Yutyrannus huali, le plus gros dino à plumes, cousin du T-rex

Le tyrannosauroïde géant, prédateur du Crétacé, pesait près d’une tonne et demie, pour 9m de long. C'est ce que révèlent les trois squelettes exhumés en Chine, qui démontrent également que ce Yutyrannus était couvert de plumes… de poussin.

Trois spécimens apportés à deux musées chinois par un collectionneur de fossiles ont intrigué les paléontologues.
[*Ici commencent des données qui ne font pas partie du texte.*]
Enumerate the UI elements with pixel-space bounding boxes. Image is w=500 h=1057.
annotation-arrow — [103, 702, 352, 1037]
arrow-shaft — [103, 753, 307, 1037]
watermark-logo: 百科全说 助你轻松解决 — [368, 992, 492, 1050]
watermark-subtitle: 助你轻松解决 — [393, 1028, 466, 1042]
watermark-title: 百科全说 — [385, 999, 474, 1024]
Ces os appartenaient à des tyrannosauroïdes géants, cette famille de grands prédateurs qui semaient la terreur de la fin du Jurassique au début du Crétacé, donc autour de 150 millions d’années avant le présent. Des fémurs solides, de 61cm à 85cm, et un crâne de bonne taille, semblable à celui de Tyrannosaurus rex, font dire à l’équipe de Xing Xu que l’animal devait peser environ 1.400kg et mesurer 9m de longueur, de la tête à la queue. Il marchait sur deux pattes, terminées par trois gros doigts.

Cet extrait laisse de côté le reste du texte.